Figure 1.

Growth curves, plating efficiency and LptE levels of the wild type strain P. aeruginosa PAO1 and the lptE conditional mutant. (a) Stationary phase PAO1 and lptE conditional mutant (lptE) cells grown in MH with 0.5% arabinose (ARA) were diluted 1:1000 in flasks containing MH with or without 0.5% ARA (first refresh). After 24 h of growth, PAO1 and lptE cells grown in the absence of ARA were sub-cultured (dilution 1:200) in flasks in fresh medium containing or not 0.5% ARA (second refresh). As the growth curves of PAO1 with or without ARA were basically superimposable, for clarity only the curve in the absence of ARA is shown. Values are the mean (±SD) of three independent experiments.
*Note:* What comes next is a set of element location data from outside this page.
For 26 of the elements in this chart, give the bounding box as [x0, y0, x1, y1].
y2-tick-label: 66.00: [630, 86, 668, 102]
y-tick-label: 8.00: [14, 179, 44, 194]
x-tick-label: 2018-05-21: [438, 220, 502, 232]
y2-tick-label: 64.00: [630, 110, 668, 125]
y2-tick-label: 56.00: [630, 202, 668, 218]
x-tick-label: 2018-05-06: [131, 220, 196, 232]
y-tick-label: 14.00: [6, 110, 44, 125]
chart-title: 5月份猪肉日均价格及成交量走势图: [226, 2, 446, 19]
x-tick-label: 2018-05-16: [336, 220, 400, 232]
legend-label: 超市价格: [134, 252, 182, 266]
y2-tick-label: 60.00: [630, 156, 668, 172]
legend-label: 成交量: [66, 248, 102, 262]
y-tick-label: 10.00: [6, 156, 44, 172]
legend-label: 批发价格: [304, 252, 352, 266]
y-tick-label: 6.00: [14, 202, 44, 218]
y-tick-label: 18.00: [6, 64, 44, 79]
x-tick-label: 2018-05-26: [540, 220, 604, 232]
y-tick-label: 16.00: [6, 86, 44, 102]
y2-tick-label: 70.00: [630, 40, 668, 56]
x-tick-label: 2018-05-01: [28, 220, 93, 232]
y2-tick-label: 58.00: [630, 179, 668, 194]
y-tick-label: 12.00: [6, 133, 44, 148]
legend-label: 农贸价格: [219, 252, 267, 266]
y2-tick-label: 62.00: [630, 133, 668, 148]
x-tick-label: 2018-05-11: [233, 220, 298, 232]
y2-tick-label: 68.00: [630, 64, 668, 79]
Asterisks indicate the time-points at which the growth of lptE without ARA was significantly different from that of other samples (P < 0.05, Kruskal-Wallis) (b) Western blot analysis to quantify LptE levels in whole cell lysates (20 µg of proteins; neat), or serial 1:2 dilutions as indicated, from PAO1 or lptE conditional mutant cells grown for 14 h in MH with or without ARA for one or two passages (lptE 2^nd). Filters were developed with Cyanagen Westar ηC Ultra 2.0 reagent and visualized in a Odissey system (Li-Cor) system. (c) Colony growth of PAO1 and lptE on MH agar plates supplemented or not with ARA. Exponential phase cultures in MH with 0.5% ARA were normalized to OD₆₀₀ = 1 in saline, and 5 μL of the 10⁻²–10⁻⁶ dilutions were spotted onto the plates and incubated for 20 h at 37°C. Images in panels B-C are representative of at least three experiments giving similar results.